来夏の映画観ようよ♪
vol.24 ボヘミアン・ラプソディ
2018-11-15
ロックバンドというのは、彼らの意に反して壮絶な運命を背負ってしまうことが多々ある。有名であればあるほど、或いは、皮肉にもその不幸な出来事のせいで世間に広く知られるようになることもあるのだが。
ヒースロー空港で働くファルーク・バルサラ。後にフレディ・マーキュリーと改名する青年は、仕事の傍ら自ら作曲をし、歌うことも得意としていた。音楽への理解を示さない厳格な父と対立しながらもライブハウスへと通い、そこで”スマイル”というバンドと運命的な出会いを果たす。そこからどのようにクイーンが生まれ、成功への道を辿っていくのか、そして手にした輝かしい栄光の裏に隠されたフレディの愛と孤独、葛藤を描く。
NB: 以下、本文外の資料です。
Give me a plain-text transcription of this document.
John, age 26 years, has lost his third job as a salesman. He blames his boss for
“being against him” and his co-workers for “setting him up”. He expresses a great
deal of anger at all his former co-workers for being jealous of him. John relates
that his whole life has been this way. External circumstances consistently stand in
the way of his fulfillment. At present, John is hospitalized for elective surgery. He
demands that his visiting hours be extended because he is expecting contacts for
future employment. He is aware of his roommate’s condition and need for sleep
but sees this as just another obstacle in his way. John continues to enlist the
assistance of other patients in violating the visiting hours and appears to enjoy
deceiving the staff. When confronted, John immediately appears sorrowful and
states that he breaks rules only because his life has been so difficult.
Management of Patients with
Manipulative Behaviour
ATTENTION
ラスト20分、1985年7月に行われたイギリスのウェンブリースタジアムでのライヴエイドのシーン。映画内での再現だということをすっかり忘れ、まるでオーディエンスの一人になったように没入して激しい"熱”と"感動"を覚えた。『魂が震える』という形容詞があるものの気軽には使いたくないが、この時ばかりはまさにそう感じた。フレディ・マーキュリーが歌に込めた想いが、生きようとするパワーが全身から溢れ出ているようで心に突き刺さった。クイーンというバンドが21世紀に入ってもなお”偉大な、唯一無二の”と語り継がれる理由がわかった気がする。YouTubeに当時のライヴエイドの映像が上がっていたので、映画を観終えた後にそちらもぜひ視聴してみて欲しい。
クイーン世代でも特別ファンでもなかったがもちろん彼らの曲は耳にしたことがあり、中でも"Killer Queen"がお気に入りだった。映画を観て”ボヘミアンラプソディ”を含め好きな曲がたくさん増えた。たとえ二度とその生の歌声が聴けなくなったとしても、姿を目にすることが叶わなくとも、残された素晴らしい音楽は新しい世代へと確実に受け継がれていくのだー早速iTunesで"ボヘミアン・ラプソディ"のサウンドトラックをダウンロードしながら、切にそう思ったのだった。
※コラムの内容はコラムニストの個人の意見・主張です。